As vulnerable families confront joblessness, illness, and social isolation due to COVID-19, the number of children entering foster care could skyrocket.
By failing to take early action on COVID-19, the federal government allowed the disease to spread at an exponential rate and overwhelm the nation’s medical system. The same mistake could be repeated with the US child welfare system, which is already facing enormous challenges serving the 437,000 foster children currently in its care. As vulnerable families confront joblessness, illness, and social isolation as a result of the coronavirus, the number of children entering foster care could skyrocket, overwhelming another critical system — with similarly devastating results.
In the past month, about 22 million Americans have filed for unemployment benefits and now many foster parents are struggling to keep their jobs and homes while caring for children who are learning remotely. When budgets get tight, or homes get too crowded and tense, or foster kids test positive for COVID-19, foster parents may face a difficult choice. Foster children may well be the first to go, escorted out of the home by a caseworker with a garbage bag full of their clothes and no idea where they will wind up next.
The outlook is similarly bleak for other children in the system. Tens of thousands of foster kids who live in group homes and institutions are facing the same outbreak risks as prisoners. Many more are being raised by their elderly grandparents, who are the most vulnerable to COVID-19 complications. As courts close, others who were on the cusp of being reunited with their parents or adopted are now lingering in foster care with no clear end in sight. Even foster youth who’ve beaten the odds and made it to college have been kicked out of their dorms as their universities shut down.
And if officials don’t act quickly to help families in need, the number of children in foster care could soar. Even before the pandemic, millions of families were struggling to care for their children while dealing with unemployment, food and housing insecurity, and physical and mental illness. As the COVID-19 crisis worsens, millions more could join their ranks. While social isolation is the best way to stop a pandemic, it’s also one of the leading reasons why children wind up in foster care, preventing parents from getting desperately needed services and cutting families off from relatives, friends, and neighbors who could help.
The child welfare system does not have the capacity to manage a flood of new entries. Three years ago, when the number of children entering foster care surged at the height of the opioid addiction epidemic, states experienced severe shortages of foster families to care for them. As caseworkers scrambled to find homes for foster kids, many children wound up sleeping in hotels or in their caseworkers’ offices or were warehoused in institutions. If there is a similar surge because of COVID-19, the situation this time around could be far worse.
But it doesn’t have to be. Officials can take actions now to flatten the curve of children who might otherwise wind up in foster care and protect those who are already in the system.
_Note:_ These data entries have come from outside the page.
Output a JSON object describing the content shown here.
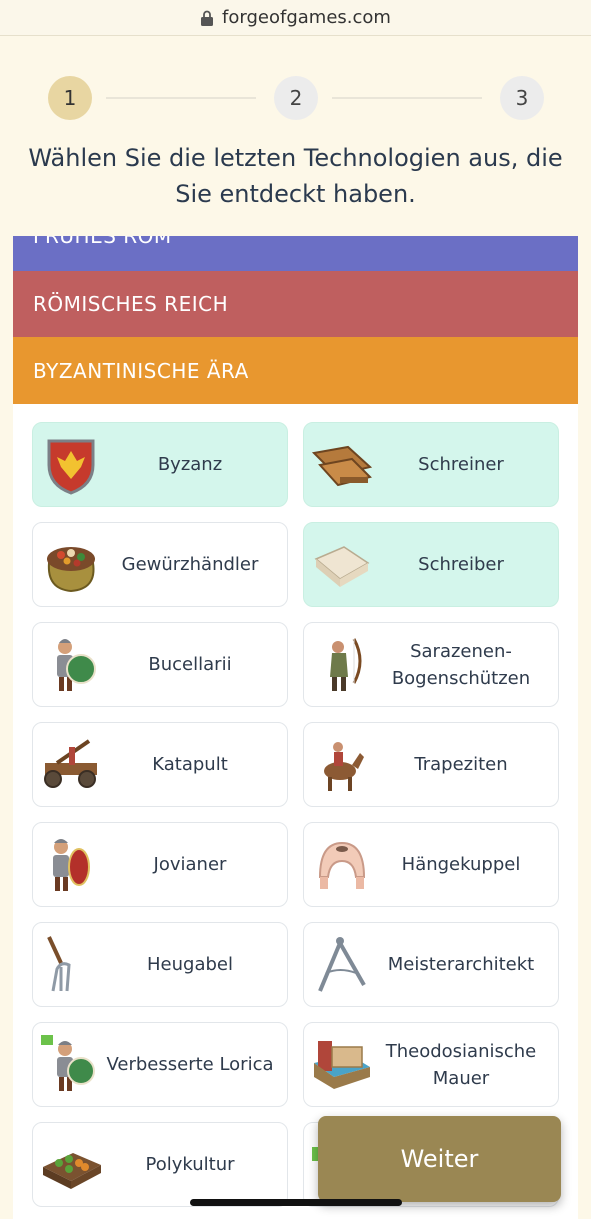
{
  "browser": {
    "url": "forgeofgames.com"
  },
  "stepper": {
    "steps": [
      "1",
      "2",
      "3"
    ],
    "active": 1
  },
  "question": "Wählen Sie die letzten Technologien aus, die Sie entdeckt haben.",
  "eras": [
    {
      "label": "FRÜHES ROM",
      "color": "#6b6fc5"
    },
    {
      "label": "RÖMISCHES REICH",
      "color": "#bf5f5f"
    },
    {
      "label": "BYZANTINISCHE ÄRA",
      "color": "#e8972f"
    }
  ],
  "technologies": [
    {
      "label": "Byzanz",
      "icon": "shield-eagle-icon",
      "selected": true
    },
    {
      "label": "Schreiner",
      "icon": "wood-planks-icon",
      "selected": true
    },
    {
      "label": "Gewürzhändler",
      "icon": "spice-sack-icon",
      "selected": false
    },
    {
      "label": "Schreiber",
      "icon": "paper-stack-icon",
      "selected": true
    },
    {
      "label": "Bucellarii",
      "icon": "soldier-shield-icon",
      "selected": false
    },
    {
      "label": "Sarazenen-Bogenschützen",
      "icon": "archer-icon",
      "selected": false
    },
    {
      "label": "Katapult",
      "icon": "catapult-icon",
      "selected": false
    },
    {
      "label": "Trapeziten",
      "icon": "horseman-icon",
      "selected": false
    },
    {
      "label": "Jovianer",
      "icon": "soldier-red-shield-icon",
      "selected": false
    },
    {
      "label": "Hängekuppel",
      "icon": "dome-icon",
      "selected": false
    },
    {
      "label": "Heugabel",
      "icon": "pitchfork-icon",
      "selected": false
    },
    {
      "label": "Meisterarchitekt",
      "icon": "compass-icon",
      "selected": false
    },
    {
      "label": "Verbesserte Lorica",
      "icon": "soldier-upgrade-icon",
      "selected": false
    },
    {
      "label": "Theodosianische Mauer",
      "icon": "wall-icon",
      "selected": false
    },
    {
      "label": "Polykultur",
      "icon": "crop-field-icon",
      "selected": false
    },
    {
      "label": "",
      "icon": "upgrade-badge-icon",
      "selected": false
    }
  ],
  "buttons": {
    "next": "Weiter"
  }
}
To start, the next set of stimulus bills must prioritize vulnerable children and families. In the last stimulus, Congress awarded the airline industry nearly $60 billion. Yet it provided virtually no targeted funds to help children in foster care and a mere $45 million to support families in crisis so that they can stay out of the system, which is nowhere near enough to stem the tide of new foster care cases.
Foster care institutional facilities must be emptied before they are hit by a COVID-19 outbreak. Children in these facilities should returned to their parents when it is safe. Relatives and foster families should be recruited to care for those who can’t go home.
Social workers, foster parents, and judges — the child welfare system’s first responders — must be provided with the child care, protective equipment, and technology they need to continue to care for children during this pandemic.
Vulnerable families must receive greater access to income supports, mental health services, substance abuse treatment, and parenting assistance so that children don’t have to enter the system in the first place.
And finally, each of us individually needs to step up as well. If we can check on our elderly neighbors and ensure they have groceries, then surely we can each do our part to support families as they care for children in these difficult times. Call that young family in your neighborhood who can barely make ends meet and ask what you can do to help. Sign up to be a foster parent, mentor, or a court-appointed special advocate for a child displaced by this crisis. Urge your representatives in Congress to provide stimulus funds to support foster youth and other children and families in need.
It shouldn’t take a pandemic to make us realize that we all have a stake in each other’s well-being. But here we are, confronting the fundamental truth that our society is only as healthy as its most vulnerable members. That includes children whose families were already on the edge before this crisis. Their lives are at stake right now as well.